Closed-Loop Neurotechnology for Medical Applications
Closed-loop or feedback-controlled neurotechnologies combine measurement and stimulation with the goal of more accurately controlling the state of a specific physiological signal for therapeutic purposes. Thus, neurotechnologies belonging to this category should be able to both read from and stimulate the nervous system. For example, closed-loop systems to prevent seizures use intracranial electrodes to monitor brain signals. When those signals indicate an impending seizure, electrical stimulation is automatically delivered through intracranial electrodes to prevent the seizure onset.

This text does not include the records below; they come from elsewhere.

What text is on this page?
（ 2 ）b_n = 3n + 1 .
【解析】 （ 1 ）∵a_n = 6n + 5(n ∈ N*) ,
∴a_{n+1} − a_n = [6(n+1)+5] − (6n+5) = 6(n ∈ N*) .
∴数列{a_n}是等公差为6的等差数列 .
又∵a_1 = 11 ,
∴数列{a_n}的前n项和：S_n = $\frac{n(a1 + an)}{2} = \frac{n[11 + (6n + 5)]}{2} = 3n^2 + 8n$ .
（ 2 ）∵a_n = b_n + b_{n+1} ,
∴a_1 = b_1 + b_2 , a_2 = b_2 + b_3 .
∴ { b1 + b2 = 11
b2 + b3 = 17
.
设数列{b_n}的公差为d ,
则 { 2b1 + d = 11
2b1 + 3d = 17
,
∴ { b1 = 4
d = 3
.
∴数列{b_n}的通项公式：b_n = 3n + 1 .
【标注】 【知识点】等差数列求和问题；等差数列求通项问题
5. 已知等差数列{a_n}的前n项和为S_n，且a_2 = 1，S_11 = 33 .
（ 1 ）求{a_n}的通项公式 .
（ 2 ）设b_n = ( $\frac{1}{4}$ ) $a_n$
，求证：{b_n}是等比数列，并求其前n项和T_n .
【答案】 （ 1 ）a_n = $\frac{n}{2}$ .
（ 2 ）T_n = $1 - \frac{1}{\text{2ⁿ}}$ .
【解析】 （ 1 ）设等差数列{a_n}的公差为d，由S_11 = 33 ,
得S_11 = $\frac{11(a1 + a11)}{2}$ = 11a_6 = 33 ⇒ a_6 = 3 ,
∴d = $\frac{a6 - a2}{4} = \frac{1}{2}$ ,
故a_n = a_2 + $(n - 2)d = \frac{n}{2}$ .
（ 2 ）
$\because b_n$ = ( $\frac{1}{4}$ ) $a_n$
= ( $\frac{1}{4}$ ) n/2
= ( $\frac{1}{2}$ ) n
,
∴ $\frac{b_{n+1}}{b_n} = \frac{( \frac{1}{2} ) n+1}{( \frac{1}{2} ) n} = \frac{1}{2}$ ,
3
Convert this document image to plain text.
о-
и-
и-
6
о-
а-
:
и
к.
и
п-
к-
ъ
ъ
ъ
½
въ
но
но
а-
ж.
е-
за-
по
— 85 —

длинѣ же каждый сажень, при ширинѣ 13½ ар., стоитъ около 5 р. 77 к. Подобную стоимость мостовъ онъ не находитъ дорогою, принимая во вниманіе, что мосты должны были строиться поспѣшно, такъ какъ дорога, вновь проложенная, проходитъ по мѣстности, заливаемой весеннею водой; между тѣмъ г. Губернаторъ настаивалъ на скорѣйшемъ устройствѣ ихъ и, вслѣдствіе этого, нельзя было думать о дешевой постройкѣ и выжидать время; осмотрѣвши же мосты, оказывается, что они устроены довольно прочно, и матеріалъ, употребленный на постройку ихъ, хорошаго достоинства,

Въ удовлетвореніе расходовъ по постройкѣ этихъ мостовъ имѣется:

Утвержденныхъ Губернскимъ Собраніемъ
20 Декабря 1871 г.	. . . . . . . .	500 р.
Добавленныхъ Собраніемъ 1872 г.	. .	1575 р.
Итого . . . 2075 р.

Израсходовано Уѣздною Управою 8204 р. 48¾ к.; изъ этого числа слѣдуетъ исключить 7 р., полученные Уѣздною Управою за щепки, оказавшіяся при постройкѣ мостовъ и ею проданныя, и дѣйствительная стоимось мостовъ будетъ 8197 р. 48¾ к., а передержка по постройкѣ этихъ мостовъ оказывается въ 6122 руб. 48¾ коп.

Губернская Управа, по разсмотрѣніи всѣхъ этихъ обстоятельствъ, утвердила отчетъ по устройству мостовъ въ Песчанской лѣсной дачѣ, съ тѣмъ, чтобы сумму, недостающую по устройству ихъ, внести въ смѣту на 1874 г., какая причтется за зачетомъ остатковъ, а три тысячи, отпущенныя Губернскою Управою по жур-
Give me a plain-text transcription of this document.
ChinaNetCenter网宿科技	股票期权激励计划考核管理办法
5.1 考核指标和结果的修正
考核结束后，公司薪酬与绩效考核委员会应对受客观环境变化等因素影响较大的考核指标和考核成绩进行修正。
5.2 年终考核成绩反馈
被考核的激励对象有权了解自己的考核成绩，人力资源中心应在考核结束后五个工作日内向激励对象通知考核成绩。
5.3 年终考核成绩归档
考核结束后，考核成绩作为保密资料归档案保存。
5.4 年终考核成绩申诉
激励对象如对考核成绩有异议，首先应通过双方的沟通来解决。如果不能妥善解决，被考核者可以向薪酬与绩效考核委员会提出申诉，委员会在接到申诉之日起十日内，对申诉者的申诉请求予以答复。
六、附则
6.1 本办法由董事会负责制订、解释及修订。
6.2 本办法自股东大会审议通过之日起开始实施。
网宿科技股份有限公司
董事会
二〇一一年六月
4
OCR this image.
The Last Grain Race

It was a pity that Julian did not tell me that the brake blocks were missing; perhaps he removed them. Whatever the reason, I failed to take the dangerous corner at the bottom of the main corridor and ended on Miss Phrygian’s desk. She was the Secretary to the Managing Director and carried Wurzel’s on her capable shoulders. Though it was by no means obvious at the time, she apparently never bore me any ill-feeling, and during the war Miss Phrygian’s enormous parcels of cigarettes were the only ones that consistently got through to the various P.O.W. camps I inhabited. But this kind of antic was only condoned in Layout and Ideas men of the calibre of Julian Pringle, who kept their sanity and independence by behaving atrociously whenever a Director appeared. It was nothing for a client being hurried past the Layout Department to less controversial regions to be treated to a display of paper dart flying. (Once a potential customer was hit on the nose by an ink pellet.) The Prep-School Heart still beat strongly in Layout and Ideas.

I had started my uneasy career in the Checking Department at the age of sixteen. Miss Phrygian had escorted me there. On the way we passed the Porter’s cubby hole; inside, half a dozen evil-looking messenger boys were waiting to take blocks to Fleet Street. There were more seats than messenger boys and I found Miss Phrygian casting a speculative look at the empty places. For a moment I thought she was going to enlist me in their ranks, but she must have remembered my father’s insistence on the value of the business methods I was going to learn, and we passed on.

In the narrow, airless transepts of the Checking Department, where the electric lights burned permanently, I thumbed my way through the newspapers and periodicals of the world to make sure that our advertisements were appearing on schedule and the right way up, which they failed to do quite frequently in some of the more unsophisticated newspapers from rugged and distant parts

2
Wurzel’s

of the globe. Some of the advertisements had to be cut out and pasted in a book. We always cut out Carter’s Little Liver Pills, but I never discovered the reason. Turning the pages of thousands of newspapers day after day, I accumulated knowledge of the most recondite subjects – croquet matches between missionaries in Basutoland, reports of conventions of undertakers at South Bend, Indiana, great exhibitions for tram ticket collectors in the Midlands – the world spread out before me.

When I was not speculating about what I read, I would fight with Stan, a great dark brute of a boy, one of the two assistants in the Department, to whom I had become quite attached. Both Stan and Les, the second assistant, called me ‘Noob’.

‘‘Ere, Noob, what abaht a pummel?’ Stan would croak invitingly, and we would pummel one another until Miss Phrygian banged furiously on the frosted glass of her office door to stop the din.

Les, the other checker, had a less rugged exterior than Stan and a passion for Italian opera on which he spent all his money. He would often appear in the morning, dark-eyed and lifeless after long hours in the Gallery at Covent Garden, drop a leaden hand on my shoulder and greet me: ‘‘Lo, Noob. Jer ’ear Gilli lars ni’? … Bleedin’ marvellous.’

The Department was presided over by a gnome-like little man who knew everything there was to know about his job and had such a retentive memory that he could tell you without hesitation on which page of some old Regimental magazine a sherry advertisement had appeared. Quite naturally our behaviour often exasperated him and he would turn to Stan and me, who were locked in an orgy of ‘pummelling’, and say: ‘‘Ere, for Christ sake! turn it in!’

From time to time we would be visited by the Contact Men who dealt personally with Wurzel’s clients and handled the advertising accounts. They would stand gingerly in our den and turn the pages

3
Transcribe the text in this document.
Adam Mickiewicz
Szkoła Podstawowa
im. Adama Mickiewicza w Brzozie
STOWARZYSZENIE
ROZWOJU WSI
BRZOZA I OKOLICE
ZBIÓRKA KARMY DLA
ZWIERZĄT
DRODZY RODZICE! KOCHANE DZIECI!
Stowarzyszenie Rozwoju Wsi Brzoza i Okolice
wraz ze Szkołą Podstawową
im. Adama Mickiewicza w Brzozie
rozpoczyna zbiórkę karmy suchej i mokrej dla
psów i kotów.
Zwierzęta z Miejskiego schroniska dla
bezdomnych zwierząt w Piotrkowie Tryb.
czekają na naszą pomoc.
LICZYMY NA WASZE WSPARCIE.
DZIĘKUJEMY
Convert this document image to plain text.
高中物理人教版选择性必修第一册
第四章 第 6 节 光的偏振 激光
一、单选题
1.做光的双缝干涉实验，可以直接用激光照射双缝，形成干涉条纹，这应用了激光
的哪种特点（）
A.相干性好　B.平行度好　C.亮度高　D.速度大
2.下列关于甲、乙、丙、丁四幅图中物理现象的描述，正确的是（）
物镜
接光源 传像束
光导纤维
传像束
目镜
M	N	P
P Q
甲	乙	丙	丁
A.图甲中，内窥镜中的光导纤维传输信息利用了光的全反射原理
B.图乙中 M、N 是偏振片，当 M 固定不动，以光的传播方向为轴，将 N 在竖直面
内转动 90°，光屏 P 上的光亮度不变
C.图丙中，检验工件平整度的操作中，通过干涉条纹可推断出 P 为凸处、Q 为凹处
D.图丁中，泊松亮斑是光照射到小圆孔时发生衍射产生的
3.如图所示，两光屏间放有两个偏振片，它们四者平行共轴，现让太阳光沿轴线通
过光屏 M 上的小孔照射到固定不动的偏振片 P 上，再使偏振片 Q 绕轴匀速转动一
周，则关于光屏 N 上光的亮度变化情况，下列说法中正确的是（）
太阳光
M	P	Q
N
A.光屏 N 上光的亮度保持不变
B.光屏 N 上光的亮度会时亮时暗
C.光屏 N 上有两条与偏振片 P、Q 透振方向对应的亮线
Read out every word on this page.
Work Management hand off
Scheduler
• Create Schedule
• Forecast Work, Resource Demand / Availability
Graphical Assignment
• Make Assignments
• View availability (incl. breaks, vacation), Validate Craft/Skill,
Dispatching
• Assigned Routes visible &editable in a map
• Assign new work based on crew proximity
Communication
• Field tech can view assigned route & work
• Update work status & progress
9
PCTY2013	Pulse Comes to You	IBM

To date, one system to suppress severe epileptic seizures, the NeuroPace RNS, has been granted FDA approval in the US (FDA, 2022). Other types of closed loop systems operate like a thermostat to regulate a physiological variable. For instance, using similar electrical recording and stimulation capabilities, researchers are working on techniques to adjust the amplitude or frequency of an electrical stimulus to maintain a variable—like movement—within a specified region. Closed-loop systems can provide more patient-specific therapies, and rapidly adjust in real-time to maintain stable operation throughout the day. In many cases these closed-loop systems can also be more energy-efficient. Note that certain technologies, such as intracortical BCIs used for the real-time control of a computer interface or physical end effector, may be classified as neurophysiologically closed-loop (AKA “human-in-the-loop”) systems even when they do not incorporate any direct neural stimulation feedback. The reason is that these systems use recorded neural activity to control an external apparatus, which provides direct visual feedback to the controller (the user) about how to modulate its own activity to achieve better control. Hence, from a neurophysiological standpoint, the sensory feedback effectively closes the loop. These “human-in-the-loop” systems using open-loop BCI controllers should be distinguished from BCI systems that use an internal (“closed”) control loop to automatically modulate the output of the BCI decoder based on error signals measured by the system.